The short version
If you have a HECS-HELP balance and intend to live outside Australia for 6 months or more in a 12-month period, you must:
- Notify the ATO via myGov (Overseas Travel Notification) within 7 days of your departure.
- Declare your worldwide income each Australian tax year, whether or not you earn anything in Australia.
- Make compulsory repayments if your worldwide repayment income exceeds the threshold ($67,000 for FY2025-26 under the new marginal system).
Failure to comply can result in failure-to-lodge penalties ($330 per 28 days, capped), administrative penalties for false declaration, and ultimately referral to debt collection.
What counts as worldwide income
All income earned from any source, in any currency, converted to AUD using the ATO's prescribed conversion rates.
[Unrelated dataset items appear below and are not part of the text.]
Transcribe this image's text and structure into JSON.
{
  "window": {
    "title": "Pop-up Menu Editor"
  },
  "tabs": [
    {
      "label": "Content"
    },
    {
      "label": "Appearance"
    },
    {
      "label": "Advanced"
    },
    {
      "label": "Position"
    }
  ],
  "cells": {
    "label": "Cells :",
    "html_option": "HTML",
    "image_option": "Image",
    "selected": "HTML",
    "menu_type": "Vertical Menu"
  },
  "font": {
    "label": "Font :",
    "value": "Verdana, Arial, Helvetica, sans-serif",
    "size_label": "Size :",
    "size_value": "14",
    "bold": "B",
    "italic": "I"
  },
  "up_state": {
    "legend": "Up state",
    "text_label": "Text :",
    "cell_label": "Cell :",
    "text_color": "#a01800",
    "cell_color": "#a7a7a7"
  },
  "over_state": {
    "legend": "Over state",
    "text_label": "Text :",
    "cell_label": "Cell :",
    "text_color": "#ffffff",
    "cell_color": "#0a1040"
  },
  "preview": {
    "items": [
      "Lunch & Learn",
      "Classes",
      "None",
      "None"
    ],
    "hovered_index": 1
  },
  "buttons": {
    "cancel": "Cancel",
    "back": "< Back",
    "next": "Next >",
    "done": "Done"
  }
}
This includes salary in foreign currency, self-employment income, rental income, investment returns, and distributions from overseas trusts. Tax paid in the foreign country does not reduce your Australian repayment income — it may reduce your overall Australian tax bill under double tax treaties, but HECS is calculated on gross repayment income.
How to make payments from overseas
Three options:
- BPAY from an Australian bank account — simplest if you've kept one open.
- International wire transfer — use the SWIFT/BSB details from your ATO account. Allow 5–10 business days.
- Credit card via ATO portal — 1.45% surcharge applies but useful for one-off payments.
If you're making a voluntary payment before 1 June indexation, start the transfer by 22 May to account for international banking delays.
Common overseas tax situations
- Living in the UK — UK income is converted to AUD. UK tax paid reduces Australian income tax via the double tax treaty, but HECS is calculated on gross AUD income before UK tax.
- Living in a tax-free jurisdiction (UAE, BVI, etc.) — full worldwide income is declared. No foreign tax credit, so HECS repayment is calculated on your full gross earnings.
- Digital nomad — you're still an Australian tax resident unless you've established tax residency elsewhere. Worldwide income rules apply regardless.
- Non-resident for Australian tax purposes — your HELP obligation doesn't go away. You must still declare worldwide income for HELP repayment purposes even if you're not otherwise required to lodge an Australian tax return.
Common traps
- Not lodging the Overseas Travel Notification. The ATO imposes failure-to-lodge penalties and accrues them while you're absent.
- Assuming non-residency means no HELP obligations. Worldwide income declaration is required even for non-residents with HELP balances.
- Paying foreign tax and assuming HECS is reduced. HECS is calculated on gross repayment income — foreign tax reduces Australian income tax, not HELP.